Invited Talk
in
Workshop: Mathematics of Modern Machine Learning (M3L)
Adaptivity in Domain Adaptation and Friends
Samory Kpotufe
Domain adaptation, transfer, multitask, meta, few-shots, or lifelong learning … these are all important recent directions in ML that all touch at the core of what we might mean by ‘AI’. As these directions all concern learning in heterogeneous and ever-changing environments, they all share a central question: what information a 'source' distribution may have about a 'target' distribution, or put differently, which measures of discrepancy between distributions properly model such information.

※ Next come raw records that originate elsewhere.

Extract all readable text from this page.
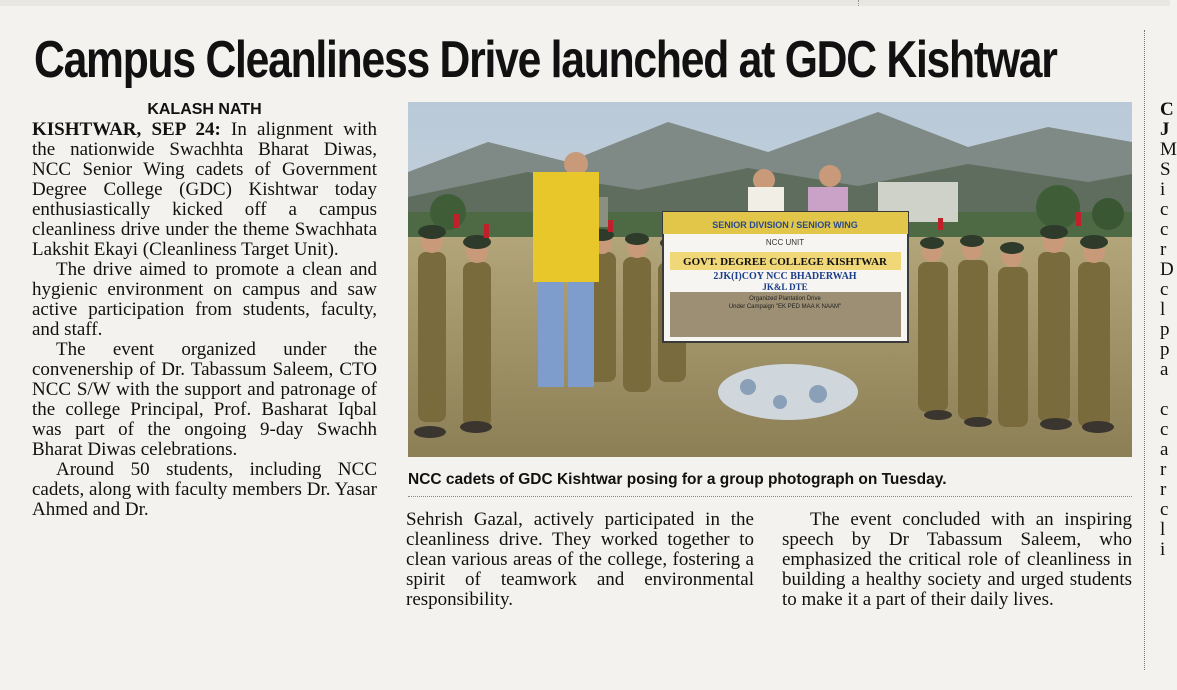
Campus Cleanliness Drive launched at GDC Kishtwar
KALASH NATH

KISHTWAR, SEP 24: In alignment with the nationwide Swachhta Bharat Diwas, NCC Senior Wing cadets of Government Degree College (GDC) Kishtwar today enthusiastically kicked off a campus cleanliness drive under the theme Swachhata Lakshit Ekayi (Cleanliness Target Unit).

The drive aimed to promote a clean and hygienic environment on campus and saw active participation from students, faculty, and staff.

The event organized under the convenership of Dr. Tabassum Saleem, CTO NCC S/W with the support and patronage of the college Principal, Prof. Basharat Iqbal was part of the ongoing 9-day Swachh Bharat Diwas celebrations.

Around 50 students, including NCC cadets, along with faculty members Dr. Yasar Ahmed and Dr.

SENIOR DIVISION / SENIOR WING
NCC UNIT
GOVT. DEGREE COLLEGE KISHTWAR
2JK(I)COY NCC BHADERWAH
JK&L DTE
Organized Plantation Drive
Under Campaign "EK PED MAA K NAAM"
NCC cadets of GDC Kishtwar posing for a group photograph on Tuesday.

Sehrish Gazal, actively participated in the cleanliness drive. They worked together to clean various areas of the college, fostering a spirit of teamwork and environmental responsibility.

The event concluded with an inspiring speech by Dr Tabassum Saleem, who emphasized the critical role of cleanliness in building a healthy society and urged students to make it a part of their daily lives.

C
J
M
S
i
c
c
r
D
c
l
p
p
a
c
c
a
r
r
c
l
i
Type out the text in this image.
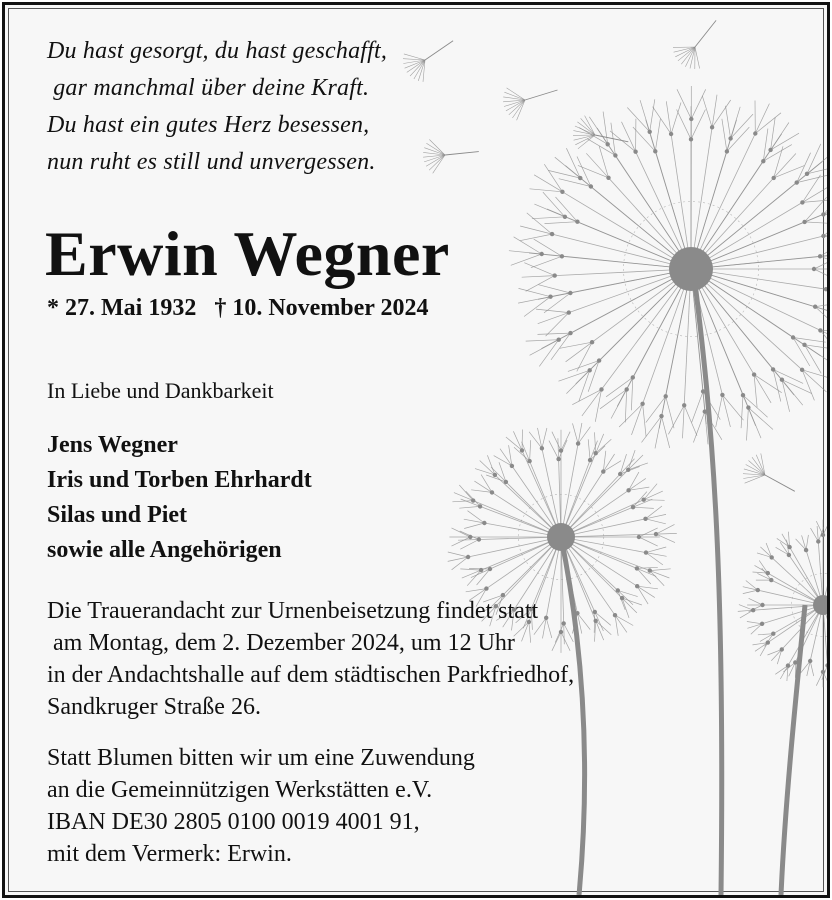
Du hast gesorgt, du hast geschafft,
gar manchmal über deine Kraft.
Du hast ein gutes Herz besessen,
nun ruht es still und unvergessen.
Erwin Wegner
* 27. Mai 1932 † 10. November 2024
In Liebe und Dankbarkeit
Jens Wegner
Iris und Torben Ehrhardt
Silas und Piet
sowie alle Angehörigen
Die Trauerandacht zur Urnenbeisetzung findet statt
am Montag, dem 2. Dezember 2024, um 12 Uhr
in der Andachtshalle auf dem städtischen Parkfriedhof,
Sandkruger Straße 26.
Statt Blumen bitten wir um eine Zuwendung
an die Gemeinnützigen Werkstätten e.V.
IBAN DE30 2805 0100 0019 4001 91,
mit dem Vermerk: Erwin.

Our understanding of this central question is still rather fledgeling, with both positive and negative results. On one hand we show that traditional notions of distance and divergence between distributions (e.g., Wasserstein, TV, KL, Renyi) are in fact too conservative: a source may be 'far' from a target under such traditional notions, yet still admit much useful information about the target distribution. We then turn to the existence of 'adaptive' procedures, i.e., procedures which can optimally leverage such information in the source data without any prior distributional knowledge. Here the picture is quite nuanced: while various existing approaches turn out to be adaptive in usual settings with a single source and hypothesis class, no procedure can guarantee optimal rates adaptively in more general settings, e.g., settings with multiple source datasets (as in multitask learning), or settings with multiple hypothesis classes (as in model selection or hyper-parameter tuning).
Such negative results raise new questions, as they suggest that domain adaptation and related problems may benefit from more structure in practice than captured by current formalisms.
The talk is based on joint work with collaborators over the last few years, namely, G. Martinet, S. Hanneke, J. Suk, Y. Mahdaviyeh, N. Galbraith.